The influence of wisdom on his life was remarkable. Because of wisdom living with him, he had glory among the multitudes and honor among the elders (παρὰ πρεσβυτέροις), even though he was young. His keen judgment was clear among the great rulers (δυναστῶν). When he was silent, they waited for him to speak. When he spoke, they listened and put their hands on their mouths. He now had immortality (ἀθανασίαν) with an everlasting remembrance (μνήμην αἰώνιον) for future generations. He would then govern people. Many nations would be subject to him. Even tyrants (τύραννοι) would be afraid of him. He would be capable and courageous in war.
“Then the anger of Yahweh was kindled against his people.
He abhorred his heritage.
He gave them into the hand of the nations.
Thus those who hated them ruled over them.
Their enemies oppressed them.
They were brought into subjection under their power.
Many times he delivered them.
But they were rebellious in their purposes.
They were brought low through their iniquity.”

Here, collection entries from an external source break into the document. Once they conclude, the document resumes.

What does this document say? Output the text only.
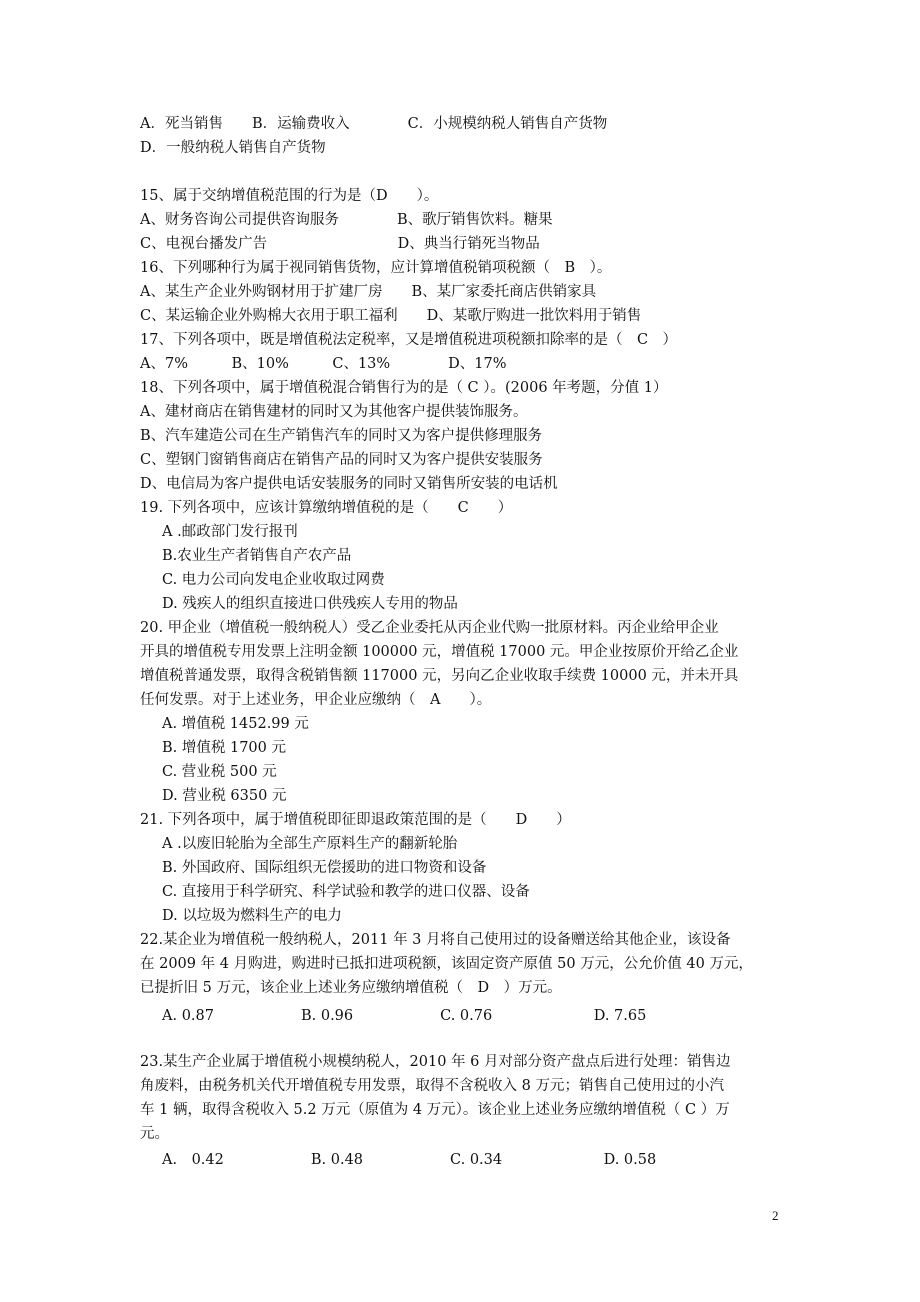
A．死当销售　　B．运输费收入　　　　C．小规模纳税人销售自产货物
D．一般纳税人销售自产货物
15、属于交纳增值税范围的行为是（D　　）。
A、财务咨询公司提供咨询服务　　　　B、歌厅销售饮料。糖果
C、电视台播发广告　　　　　　　　　D、典当行销死当物品
16、下列哪种行为属于视同销售货物，应计算增值税销项税额（　B　）。
A、某生产企业外购钢材用于扩建厂房　　B、某厂家委托商店供销家具
C、某运输企业外购棉大衣用于职工福利　　D、某歌厅购进一批饮料用于销售
17、下列各项中，既是增值税法定税率，又是增值税进项税额扣除率的是（　C　）
A、7%　　　B、10%　　　C、13%　　　　D、17%
18、下列各项中，属于增值税混合销售行为的是（ C ）。(2006 年考题，分值 1）
A、建材商店在销售建材的同时又为其他客户提供装饰服务。
B、汽车建造公司在生产销售汽车的同时又为客户提供修理服务
C、塑钢门窗销售商店在销售产品的同时又为客户提供安装服务
D、电信局为客户提供电话安装服务的同时又销售所安装的电话机
19. 下列各项中，应该计算缴纳增值税的是（　　C　　）
A .邮政部门发行报刊
B.农业生产者销售自产农产品
C. 电力公司向发电企业收取过网费
D. 残疾人的组织直接进口供残疾人专用的物品
20. 甲企业（增值税一般纳税人）受乙企业委托从丙企业代购一批原材料。丙企业给甲企业
开具的增值税专用发票上注明金额 100000 元，增值税 17000 元。甲企业按原价开给乙企业
增值税普通发票，取得含税销售额 117000 元，另向乙企业收取手续费 10000 元，并未开具
任何发票。对于上述业务，甲企业应缴纳（　A　　）。
A. 增值税 1452.99 元
B. 增值税 1700 元
C. 营业税 500 元
D. 营业税 6350 元
21. 下列各项中，属于增值税即征即退政策范围的是（　　D　　）
A .以废旧轮胎为全部生产原料生产的翻新轮胎
B. 外国政府、国际组织无偿援助的进口物资和设备
C. 直接用于科学研究、科学试验和教学的进口仪器、设备
D. 以垃圾为燃料生产的电力
22.某企业为增值税一般纳税人，2011 年 3 月将自己使用过的设备赠送给其他企业，该设备
在 2009 年 4 月购进，购进时已抵扣进项税额，该固定资产原值 50 万元，公允价值 40 万元，
已提折旧 5 万元，该企业上述业务应缴纳增值税（　D　）万元。
A. 0.87　　　　　　B. 0.96　　　　　　C. 0.76　　　　　　　D. 7.65
23.某生产企业属于增值税小规模纳税人，2010 年 6 月对部分资产盘点后进行处理：销售边
角废料，由税务机关代开增值税专用发票，取得不含税收入 8 万元；销售自己使用过的小汽
车 1 辆，取得含税收入 5.2 万元（原值为 4 万元）。该企业上述业务应缴纳增值税（ C ）万
元。
A.　0.42　　　　　　B. 0.48　　　　　　C. 0.34　　　　　　　D. 0.58
2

Yahweh was angry with his people. He abhorred his heritage. Thus he gave them over to other nations. They were ruled by people who hated them. They were oppressed by their enemies. They were subject to the power of other people. Yahweh had saved them a number of times. However, they were always rebelling against Yahweh. Then once again they would be brought low because of their iniquity and evil ways.
Incline your ear!
Forget your people!
Forget your father’s house!
The king will desire your beauty.
Since he is your lord,
Bow to him.
The people of Tyre will sue your favor with gifts.
The richest of the people,
With all kinds of wealth,
Will come to you.”
This psalmist scribe asks that the daughter listen carefully and consider her words. She was to forget her people and her father’s house. She was to go forward to the king, her new lord. She was to bow to him. She would become powerful and rich with this marriage. These are like the words of encouragement to a reluctant bride before a marriage. Clearly she is to be subject to her new husband, the king. The consequences of this marriage will be enormous power and wealth. There is an interesting note about the new queen coming from Tyre. She may have been a Phoenician or a Philistine, the mortal enemy of David.
“Then it was that, broken in spirit, he began to lose much of his arrogance. He came to his senses under the scourge of God. He was tortured with pain every moment. When he could not endure his own stench, he uttered these words.
‘It is right to be subject to God.
No mortal should think that they are equal to God.’”
This torture got to King Antiochus IV. His arrogance was broken since he was so tortured with pain. He could not endure his smell anymore. He then uttered the words that everyone was subject to God. No mortal should think himself equal to God. This almost sounds like the deathbed conversion of this same king like in 1 Maccabees, chapter 6. This is the great saying that no human mortal should think himself equal to the powerful God.